La Jeunesse d’Henri Poincaré

La Jeunesse d’Henri Poincaré
Revue pédagogique, premier semestre 191463 (p. 59-71).

La Jeunesse d’Henri Poincaré[1].

Le milieu dans lequel le jeune Henri allait se développer était de ceux qui se rencontrent bien rarement. Le père, Léon Poincaré, qui exerça toute sa vie la médecine dans sa ville natale et y devint professeur à la Faculté de Médecine, était un esprit très original, dont notre Académie appréciait beaucoup et accueillait volontiers les travaux ; on se souvient à Nancy, avec reconnaissance, du dévouement et du désintéressement avec lequel il exerçait sa profession. L’oncle, Antoni Poincaré, sorti dans un rang brillant de l’École Polytechnique, ne se contentait pas de remplir avec distinction sa tâche quotidienne ; il a, lui aussi, adressé à notre Compagnie plusieurs communications fort intéressantes, relatives aux problèmes les plus essentiels de la météorologie. C’est dans ce milieu de savants, d’universitaires, de polytechniciens, qu’allait s’écouler l’enfance d’Henri Poincaré.

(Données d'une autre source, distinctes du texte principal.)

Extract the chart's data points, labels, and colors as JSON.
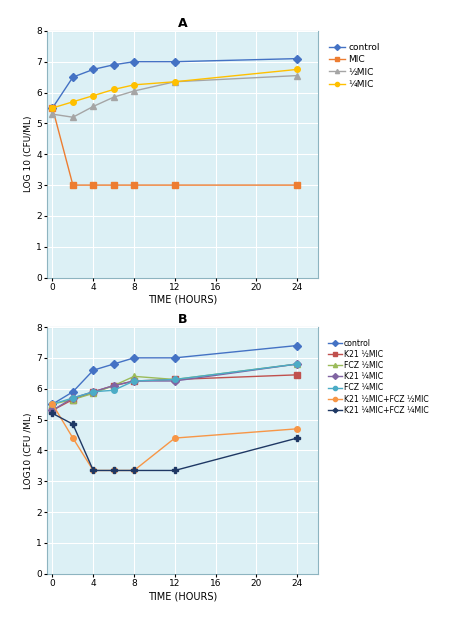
{
  "panel_A": {
    "title": "A",
    "xlabel": "TIME (HOURS)",
    "ylabel": "LOG 10 (CFU/ML)",
    "xlim": [
      -0.5,
      26
    ],
    "ylim": [
      0,
      8
    ],
    "xticks": [
      0,
      4,
      8,
      12,
      16,
      20,
      24
    ],
    "yticks": [
      0,
      1,
      2,
      3,
      4,
      5,
      6,
      7,
      8
    ],
    "series": [
      {
        "label": "control",
        "color": "#4472C4",
        "marker": "D",
        "markersize": 4,
        "x": [
          0,
          2,
          4,
          6,
          8,
          12,
          24
        ],
        "y": [
          5.5,
          6.5,
          6.75,
          6.9,
          7.0,
          7.0,
          7.1
        ]
      },
      {
        "label": "MIC",
        "color": "#ED7D31",
        "marker": "s",
        "markersize": 4,
        "x": [
          0,
          2,
          4,
          6,
          8,
          12,
          24
        ],
        "y": [
          5.5,
          3.0,
          3.0,
          3.0,
          3.0,
          3.0,
          3.0
        ]
      },
      {
        "label": "½MIC",
        "color": "#A5A5A5",
        "marker": "^",
        "markersize": 4,
        "x": [
          0,
          2,
          4,
          6,
          8,
          12,
          24
        ],
        "y": [
          5.3,
          5.2,
          5.55,
          5.85,
          6.05,
          6.35,
          6.55
        ]
      },
      {
        "label": "¼MIC",
        "color": "#FFC000",
        "marker": "o",
        "markersize": 4,
        "x": [
          0,
          2,
          4,
          6,
          8,
          12,
          24
        ],
        "y": [
          5.5,
          5.7,
          5.9,
          6.1,
          6.25,
          6.35,
          6.75
        ]
      }
    ]
  },
  "panel_B": {
    "title": "B",
    "xlabel": "TIME (HOURS)",
    "ylabel": "LOG10 (CFU /ML)",
    "xlim": [
      -0.5,
      26
    ],
    "ylim": [
      0,
      8
    ],
    "xticks": [
      0,
      4,
      8,
      12,
      16,
      20,
      24
    ],
    "yticks": [
      0,
      1,
      2,
      3,
      4,
      5,
      6,
      7,
      8
    ],
    "series": [
      {
        "label": "control",
        "color": "#4472C4",
        "marker": "D",
        "markersize": 4,
        "x": [
          0,
          2,
          4,
          6,
          8,
          12,
          24
        ],
        "y": [
          5.5,
          5.9,
          6.6,
          6.8,
          7.0,
          7.0,
          7.4
        ]
      },
      {
        "label": "K21 ½MIC",
        "color": "#C0504D",
        "marker": "s",
        "markersize": 4,
        "x": [
          0,
          2,
          4,
          6,
          8,
          12,
          24
        ],
        "y": [
          5.3,
          5.65,
          5.9,
          6.1,
          6.25,
          6.3,
          6.45
        ]
      },
      {
        "label": "FCZ ½MIC",
        "color": "#9BBB59",
        "marker": "^",
        "markersize": 4,
        "x": [
          0,
          2,
          4,
          6,
          8,
          12,
          24
        ],
        "y": [
          5.5,
          5.65,
          5.85,
          6.1,
          6.4,
          6.3,
          6.8
        ]
      },
      {
        "label": "K21 ¼MIC",
        "color": "#8064A2",
        "marker": "D",
        "markersize": 4,
        "x": [
          0,
          2,
          4,
          6,
          8,
          12,
          24
        ],
        "y": [
          5.3,
          5.7,
          5.9,
          6.1,
          6.25,
          6.25,
          6.8
        ]
      },
      {
        "label": "FCZ ¼MIC",
        "color": "#4BACC6",
        "marker": "o",
        "markersize": 4,
        "x": [
          0,
          2,
          4,
          6,
          8,
          12,
          24
        ],
        "y": [
          5.5,
          5.7,
          5.9,
          5.95,
          6.25,
          6.3,
          6.8
        ]
      },
      {
        "label": "K21 ½MIC+FCZ ½MIC",
        "color": "#F79646",
        "marker": "o",
        "markersize": 4,
        "x": [
          0,
          2,
          4,
          6,
          8,
          12,
          24
        ],
        "y": [
          5.5,
          4.4,
          3.35,
          3.35,
          3.35,
          4.4,
          4.7
        ]
      },
      {
        "label": "K21 ¼MIC+FCZ ¼MIC",
        "color": "#1F3864",
        "marker": "P",
        "markersize": 4,
        "x": [
          0,
          2,
          4,
          6,
          8,
          12,
          24
        ],
        "y": [
          5.2,
          4.85,
          3.35,
          3.35,
          3.35,
          3.35,
          4.4
        ]
      }
    ]
  },
  "plot_bg_color": "#DCF0F5",
  "grid_color": "#FFFFFF",
  "fig_bg": "#FFFFFF",
  "border_color": "#8DB4C0"
}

Cette enfance fut exceptionnellement heureuse, grâce aux qualités naturelles dont il était doué, mais grâce aussi aux soins dont il fut entouré. Sa mère veillait sur lui avec une sollicitude pleine d’intelligence, qui a certainement favorisé son développement. Il fut extrêmement précoce et parla très tôt, d’abord mal parce qu’il pensait plus vite qu’il ne pouvait parler. Il fut retardé à l’âge de cinq ans par une diphtérie, à la suite de laquelle il eut pendant neuf mois une paralysie du larynx. Cette maladie le tint longtemps faible et timide. Il n’osait pas descendre un escalier tout seul et il fuyait les camarades de son âge dont il redoutait les brutalités. Dès qu’il sut lire il devint un lecteur acharné, il ne lisait pas deux fois le même livre ; mais il lisait de telle sorte que le livre était comme gravé dans sa mémoire. Il était toujours en mesure de dire à quelle page et à quelle ligne il avait vu telle ou telle chose. Il a conservé cette faculté toute sa vie, et même il replaçait dans le temps, avec une précision extraordinaire, les événements les plus insignifiants dont il avait été témoin.

Il se passionna d’abord pour l’histoire naturelle. La Terre avant le Déluge, de Louis Figuier, qu’il avait lue à six ou sept ans avait été pour lui une révélation. On lui donna d’autres ouvrages du même auteur, On le faisait travailler alors avec un inspecteur primaire ami de sa famille, M. Hinzelin, qui a publié des livres élémentaires estimés ; M. Hinzelin ne lui donnait pas beaucoup de devoirs écrits, mais se laissait poser des questions et satisfaisait à toutes les curiosités de son élève. C’est ainsi que le jeune Henri apprit beaucoup de choses sans que personne se rendit un compte précis de ce qu’il savait. Lorsqu’il entra au lycée en neuvième, au mois d’octobre 1862. sa mère se demandait s’il pourrait suivre les cours ; mais elle fut vite rassurée, car son fils fut classé premier à la première composition et continua assez généralement à occuper ce rang dans toutes les branches.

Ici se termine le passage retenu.